FV=100,000x(1.1225)^6
FV=200,000

The “^ n” means that the numbers in the brackets are raised to the nth power. If your algebra is rusty don’t fret, here is the example in a simpler format showing the growth upon growth;

12.25% interest (or growth) on $100 at the end of a year is $12.25 Add that to the $100 for a total of $112.25 or the same thing can be arrived at by multiplying the $100 by 1.1225

Thus for 6 years of compounded growth;
FV = 100,000 x 1.1225 x 1.1225 x 1.1225 x 1.1225 x 1.1225 x 1.1225
FV = 200,000

The 12.25% is called the annual compounded rate of growth (or compounded return) or simply the compounded rate of growth because the year is generally the period of time for comparing numbers in financial circles. To verify the 12.25% compounded rate one needs to use the Present Value/Future Value selection in the UTILITIES Menu of the MORTGAE2 PRO software that allows any three of the values in that algebraic formula to be entered and thus calculate the missing information, 12.246205%. If one is about to purchase a financial calculator exactly for this type of calculation I would suggest that you shop around carefully as not all calculators have this 3 out of 4 feature as an easy option. The MORTGAGE2PRO utility will allow the $100,000, $200,000 and the 6 years to be entered and then you easily click and calculate the 12.246205% compounded yearly rate.

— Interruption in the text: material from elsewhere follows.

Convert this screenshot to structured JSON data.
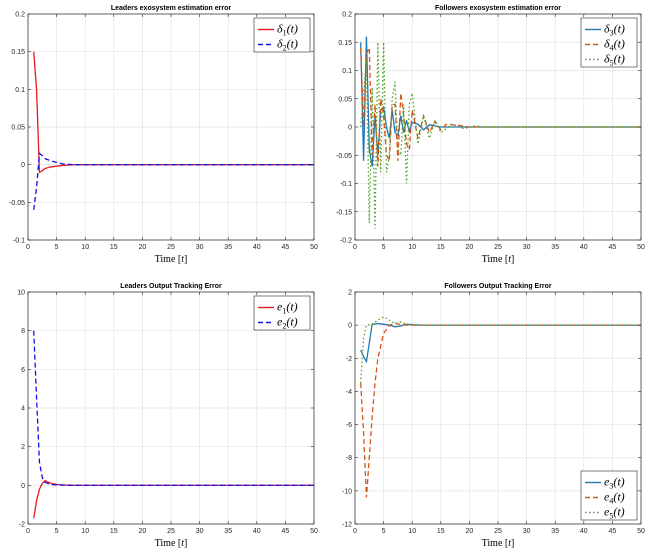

Let us assume, Bob who just bought your house for $200,000 wants to immediately sell it for various reasons. Bob decides in order to sell quickly he will tell a novice homebuyer that the real estate market has been growing at an average annual rate of 16.67% instead of the annual compounded rate of 12.25%.
The 12.25% growth is the realistic number to quote as it lends itself to the algebraic formula and thus future values and present values can readily be calculated, as an example, the consumer price index and its relationship to inflation.

The 100% return over the six years is 16.67% per year, appropriately called the average annual rate, is misleading because it overstates the growth. This same technique is sometimes used by certain companies selling mutual funds, so buyer beware is in order!